Of all the things people with invisible conditions hear, this is undoubtedly the most dangerous. Sadly, not only is it heard from friends and family, sufferers can often hear it from their doctor. It is not uncommon for people suffering from physical disabilities to suffer from mental illness, and all because they were not believed.
But what can be the worst thing of all for someone with an invisible disability is for them to hear nothing at all. Someone who comes across as being totally disinterested, ignores the subject or just nods can be the most hurtful of all.
Things you should say to someone with an invisible or chronic condition.
“I believe you”
This can often be the nicest possible thing someone with an invisible condition will hear. Too often, sufferers will spend years battling with health care professionals to find an answer. When they finally hear “I believe you,” a huge weight will lift from their shoulders.
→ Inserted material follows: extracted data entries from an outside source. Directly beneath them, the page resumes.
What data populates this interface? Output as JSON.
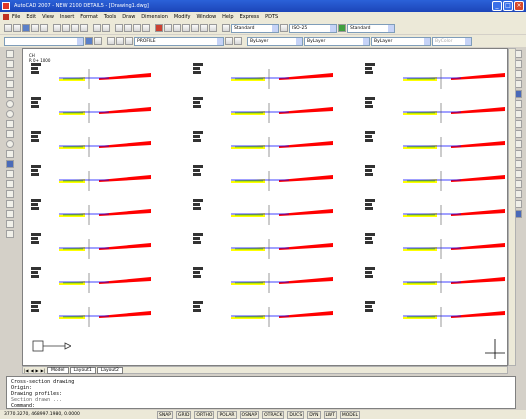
{
  "window": {
    "title": "AutoCAD 2007 - NEW 2100 DETAIL5 - [Drawing1.dwg]"
  },
  "menu": [
    "File",
    "Edit",
    "View",
    "Insert",
    "Format",
    "Tools",
    "Draw",
    "Dimension",
    "Modify",
    "Window",
    "Help",
    "Express",
    "PDTS"
  ],
  "styles": {
    "text_style": "Standard",
    "dim_style": "ISO-25",
    "table_style": "Standard"
  },
  "properties": {
    "layer": "PROFILE",
    "color": "ByLayer",
    "linetype": "ByLayer",
    "lineweight": "ByLayer",
    "plot_style": "ByColor"
  },
  "drawing": {
    "caption_line1": "CH",
    "caption_line2": "R 0+ 1000"
  },
  "layout_tabs": [
    "Model",
    "Layout1",
    "Layout2"
  ],
  "command_history": [
    "Cross-section drawing",
    "Origin:",
    "Drawing profiles:",
    "Section drawn ...",
    "Command:"
  ],
  "status": {
    "coords": "3770.3270, 468997.1980, 0.0000",
    "toggles": [
      "SNAP",
      "GRID",
      "ORTHO",
      "POLAR",
      "OSNAP",
      "OTRACK",
      "DUCS",
      "DYN",
      "LWT",
      "MODEL"
    ]
  },
  "colors": {
    "cut": "#ff0000",
    "fill": "#ffff00",
    "ground": "#00aa00",
    "design": "#0000ff"
  }
}
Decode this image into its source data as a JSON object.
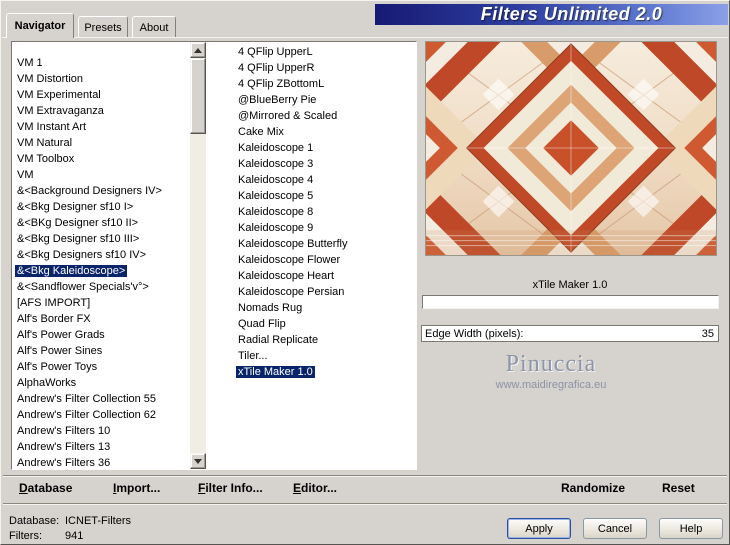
{
  "window": {
    "title": "Filters Unlimited 2.0"
  },
  "tabs": {
    "items": [
      {
        "label": "Navigator",
        "active": true
      },
      {
        "label": "Presets",
        "active": false
      },
      {
        "label": "About",
        "active": false
      }
    ]
  },
  "category_list": {
    "items": [
      "VM 1",
      "VM Distortion",
      "VM Experimental",
      "VM Extravaganza",
      "VM Instant Art",
      "VM Natural",
      "VM Toolbox",
      "VM",
      "&<Background Designers IV>",
      "&<Bkg Designer sf10 I>",
      "&<BKg Designer sf10 II>",
      "&<Bkg Designer sf10 III>",
      "&<Bkg Designers sf10 IV>",
      "&<Bkg Kaleidoscope>",
      "&<Sandflower Specials'v°>",
      "[AFS IMPORT]",
      "Alf's Border FX",
      "Alf's Power Grads",
      "Alf's Power Sines",
      "Alf's Power Toys",
      "AlphaWorks",
      "Andrew's Filter Collection 55",
      "Andrew's Filter Collection 62",
      "Andrew's Filters 10",
      "Andrew's Filters 13",
      "Andrew's Filters 36"
    ],
    "selected_index": 13
  },
  "filter_list": {
    "items": [
      "4 QFlip UpperL",
      "4 QFlip UpperR",
      "4 QFlip ZBottomL",
      "@BlueBerry Pie",
      "@Mirrored & Scaled",
      "Cake Mix",
      "Kaleidoscope 1",
      "Kaleidoscope 3",
      "Kaleidoscope 4",
      "Kaleidoscope 5",
      "Kaleidoscope 8",
      "Kaleidoscope 9",
      "Kaleidoscope Butterfly",
      "Kaleidoscope Flower",
      "Kaleidoscope Heart",
      "Kaleidoscope Persian",
      "Nomads Rug",
      "Quad Flip",
      "Radial Replicate",
      "Tiler...",
      "xTile Maker 1.0"
    ],
    "selected_index": 20
  },
  "preview": {
    "filter_name": "xTile Maker 1.0"
  },
  "parameter": {
    "label": "Edge Width (pixels):",
    "value": "35"
  },
  "watermark": {
    "line1": "Pinuccia",
    "line2": "www.maidiregrafica.eu"
  },
  "toolbar": {
    "database": "Database",
    "import": "Import...",
    "filter_info": "Filter Info...",
    "editor": "Editor...",
    "randomize": "Randomize",
    "reset": "Reset"
  },
  "status": {
    "database_label": "Database:",
    "database_value": "ICNET-Filters",
    "filters_label": "Filters:",
    "filters_value": "941"
  },
  "action_buttons": {
    "apply": "Apply",
    "cancel": "Cancel",
    "help": "Help"
  },
  "colors": {
    "selection": "#0a246a",
    "dialog_bg": "#d6d3ce",
    "title_gradient_start": "#161a74",
    "title_gradient_end": "#8aa0e8"
  }
}
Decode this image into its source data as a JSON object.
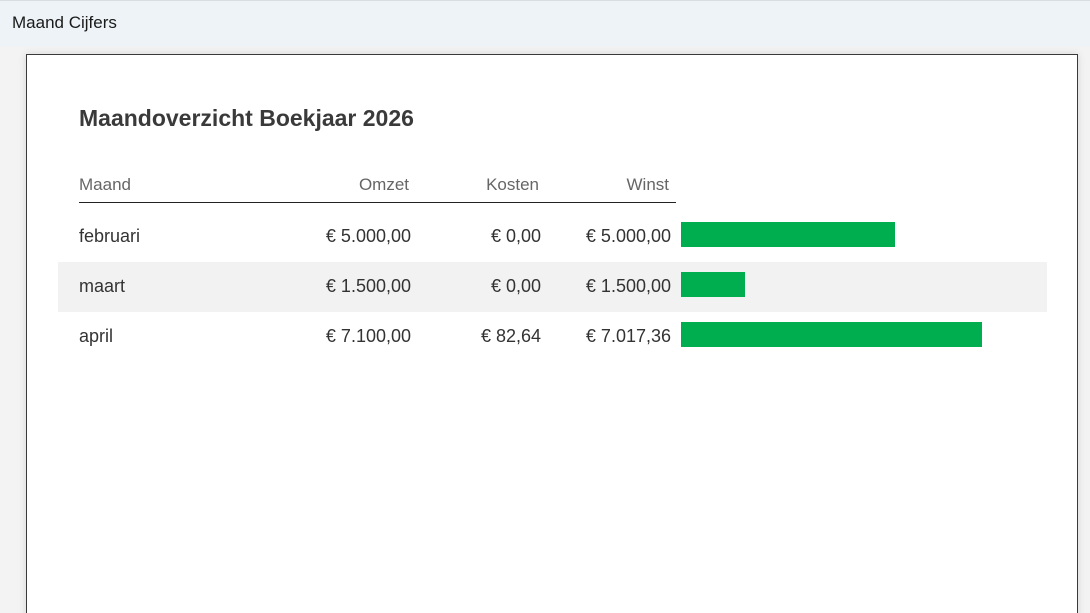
{
  "window": {
    "title": "Maand Cijfers"
  },
  "report": {
    "title": "Maandoverzicht Boekjaar 2026",
    "headers": {
      "month": "Maand",
      "revenue": "Omzet",
      "costs": "Kosten",
      "profit": "Winst"
    },
    "bar_color": "#00ad4f",
    "bar_scale_max": 7017.36,
    "rows": [
      {
        "month": "februari",
        "revenue": "€ 5.000,00",
        "costs": "€ 0,00",
        "profit": "€ 5.000,00",
        "profit_value": 5000.0
      },
      {
        "month": "maart",
        "revenue": "€ 1.500,00",
        "costs": "€ 0,00",
        "profit": "€ 1.500,00",
        "profit_value": 1500.0
      },
      {
        "month": "april",
        "revenue": "€ 7.100,00",
        "costs": "€ 82,64",
        "profit": "€ 7.017,36",
        "profit_value": 7017.36
      }
    ]
  }
}
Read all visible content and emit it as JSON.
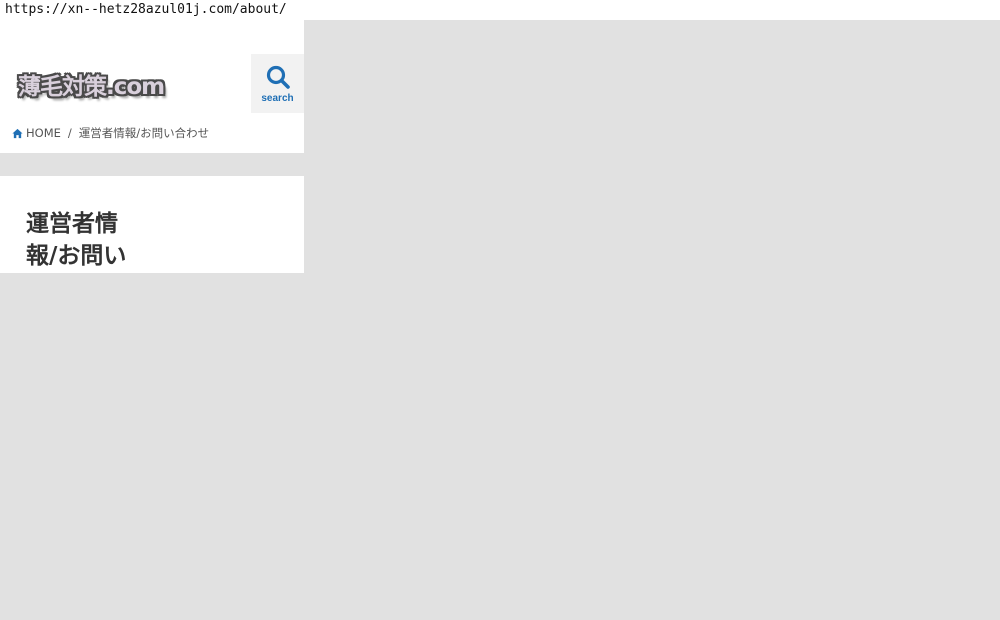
{
  "browser": {
    "url": "https://xn--hetz28azul01j.com/about/"
  },
  "header": {
    "logo_text": "薄毛対策.com",
    "search_label": "search"
  },
  "breadcrumb": {
    "home_label": "HOME",
    "separator": "/",
    "current": "運営者情報/お問い合わせ"
  },
  "main": {
    "title": "運営者情報/お問い"
  },
  "colors": {
    "accent": "#1f6fb5",
    "page_bg": "#e1e1e1",
    "card_bg": "#ffffff"
  }
}
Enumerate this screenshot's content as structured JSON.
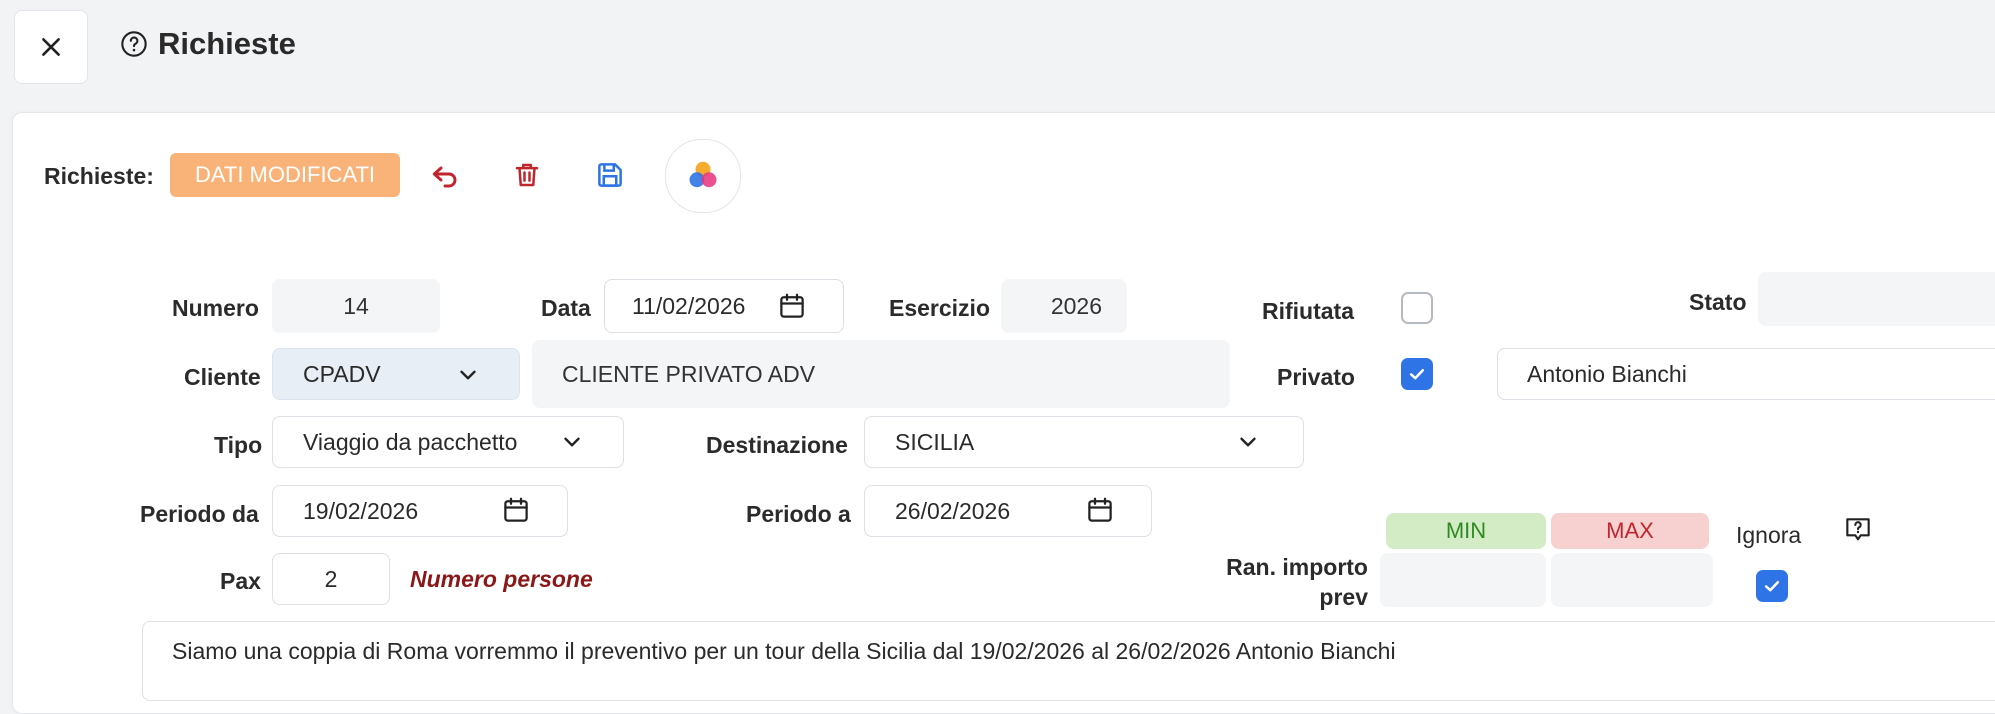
{
  "window": {
    "title": "Richieste"
  },
  "toolbar": {
    "label": "Richieste:",
    "status_badge": "DATI MODIFICATI",
    "badge_color": "#f9b378"
  },
  "form": {
    "numero": {
      "label": "Numero",
      "value": "14"
    },
    "data": {
      "label": "Data",
      "value": "11/02/2026"
    },
    "esercizio": {
      "label": "Esercizio",
      "value": "2026"
    },
    "rifiutata": {
      "label": "Rifiutata",
      "checked": false
    },
    "stato": {
      "label": "Stato",
      "value": ""
    },
    "cliente": {
      "label": "Cliente",
      "code": "CPADV",
      "name": "CLIENTE PRIVATO ADV"
    },
    "privato": {
      "label": "Privato",
      "checked": true,
      "name": "Antonio Bianchi"
    },
    "tipo": {
      "label": "Tipo",
      "value": "Viaggio da pacchetto"
    },
    "destinazione": {
      "label": "Destinazione",
      "value": "SICILIA"
    },
    "periodo_da": {
      "label": "Periodo da",
      "value": "19/02/2026"
    },
    "periodo_a": {
      "label": "Periodo a",
      "value": "26/02/2026"
    },
    "pax": {
      "label": "Pax",
      "value": "2",
      "note": "Numero persone"
    },
    "range": {
      "label_line1": "Ran. importo",
      "label_line2": "prev",
      "min_label": "MIN",
      "max_label": "MAX",
      "min_value": "",
      "max_value": ""
    },
    "ignora": {
      "label": "Ignora",
      "checked": true
    },
    "note_text": "Siamo una coppia di Roma vorremmo il preventivo per un tour della Sicilia dal 19/02/2026 al 26/02/2026 Antonio Bianchi"
  },
  "icons": {
    "close": "close-icon",
    "help": "help-circle-icon",
    "undo": "undo-icon",
    "delete": "trash-icon",
    "save": "floppy-disk-icon",
    "colors": "color-palette-icon",
    "calendar": "calendar-icon",
    "chevron": "chevron-down-icon",
    "help_bubble": "help-bubble-icon"
  },
  "colors": {
    "accent_blue": "#2f74e6",
    "delete_red": "#c0262d",
    "note_red": "#8b1818",
    "min_bg": "#d4ecc6",
    "max_bg": "#f7d0d0"
  }
}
“I looked up your condition online”
Someone who takes the time to learn about a condition is very much appreciated amongst those with disabilities.
“How can I help?”
Taking a person shopping, for a cup of coffee or bringing them to their appointments can make all the difference. Sometimes someone with a chronic condition doesn’t leave the house for a long time, or misses a lot of school or work.
Adding to the difficultly of their illness is the feeling of being forgotten or left behind. Even if you can’t take time out of your day, a text or a phone call letting them know you are thinking of them may be a small act for you, but a big gesture for the recipient.
Two very powerful words but, don’t say it unless you mean it.
I hope people who hear these things on a daily basis won’t feel so alone. Sadly, we will face ignorance in our lives. We will come across some moron who harasses you because you have a disability badge on your car. It’s inevitable. Chin up. We may be ‘invisible’ but we still have our voices to educate and create awareness.
To all the people out there who are skeptical of one’s illness, remember this; never judge a book by its cover. As cheesy as it sounds, it’s true.